The essence of what the team presents in an upcoming Proceedings of the Royal Society of London A is this: Cracks that begin in soft solids, having a ratio of stiffness to strength of about one-third or less, stop moving forward through the material. Instead, says Cornell theorist Chung-Yuen (Herbert) Hui, the crack “just sits there and opens up”–a phenomenon known as blunting.

While materials investigators had previously noted blunting at crack tips in some soft solids, the DuPont-Cornell team has identified a new mechanism of crack propagation that incorporates blunting. “It’s really a fundamental change in [comprehending] the way a crack runs in a material,” Bennison says.

Kenneth R. Shull of Northwestern University in Evanston, Ill., agrees. “I really do think it is potentially one of the key ideas . . . that’s been largely missed before,” he says.

In materials-speak, a tough substance is one that absorbs a lot of energy as it breaks apart. Consider the transparent polymer called plasticized polyvinyl butyral, or PVB, that DuPont makes to cement sheets of glass together in car windshields. PVB puzzled DuPont scientists, Bennison notes, because it was tougher than could be accounted for by the prevailing ideas of how materials fail.

In studies that began in 1995, the DuPont-Cornell team made the startling experimental observation that a slit the length of a paperclip in stretched PVB would open into a hole rather than tear the fabric further.

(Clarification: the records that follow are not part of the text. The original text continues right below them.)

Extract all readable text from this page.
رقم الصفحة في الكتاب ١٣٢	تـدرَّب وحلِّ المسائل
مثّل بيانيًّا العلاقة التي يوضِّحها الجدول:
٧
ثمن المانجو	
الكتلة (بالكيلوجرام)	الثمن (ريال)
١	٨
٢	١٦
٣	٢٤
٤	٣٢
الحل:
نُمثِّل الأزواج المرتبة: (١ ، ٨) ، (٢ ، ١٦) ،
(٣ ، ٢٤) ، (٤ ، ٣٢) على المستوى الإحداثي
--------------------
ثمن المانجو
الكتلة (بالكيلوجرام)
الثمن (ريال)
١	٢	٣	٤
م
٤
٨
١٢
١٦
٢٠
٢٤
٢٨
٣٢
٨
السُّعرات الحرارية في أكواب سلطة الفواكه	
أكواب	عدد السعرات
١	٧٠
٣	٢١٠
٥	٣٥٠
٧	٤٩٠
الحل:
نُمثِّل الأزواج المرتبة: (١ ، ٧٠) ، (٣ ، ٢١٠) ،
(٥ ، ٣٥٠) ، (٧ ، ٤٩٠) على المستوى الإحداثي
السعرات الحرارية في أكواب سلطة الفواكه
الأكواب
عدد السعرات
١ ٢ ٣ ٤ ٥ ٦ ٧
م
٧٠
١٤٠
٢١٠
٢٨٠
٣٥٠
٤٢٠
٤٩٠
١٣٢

Adding to this unexpected, macroscopic demonstration of crack blunting, computer simulations of fracturing in even more elastic materials pointed to blunting as a barrier to crack growth on a microscopic scale.

To understand what makes these materials give way when they finally do, the team found X-ray evidence that thousands of minuscule voids–the result of blunting of submicroscopic cracks–set the stage for the failure. The scientists contend also that stretching around blunted microcracks eventually stiffens the material to the point that it can’t deform any more, leading to the massive breaking of chemical bonds that sums into ordinary fractures (SN: 1/4/03, p. 3: Fracture Protection: Nanotubes toughen up ceramics).

Manoj K. Chaudhury of Lehigh University in Bethlehem, Pa., calls the new work the first quantitative theory to show that blunting can account for the toughness of rubbery materials. Nonetheless, cautions Shull, many more experiments are needed to see if it’s possible to poke holes in this new theory.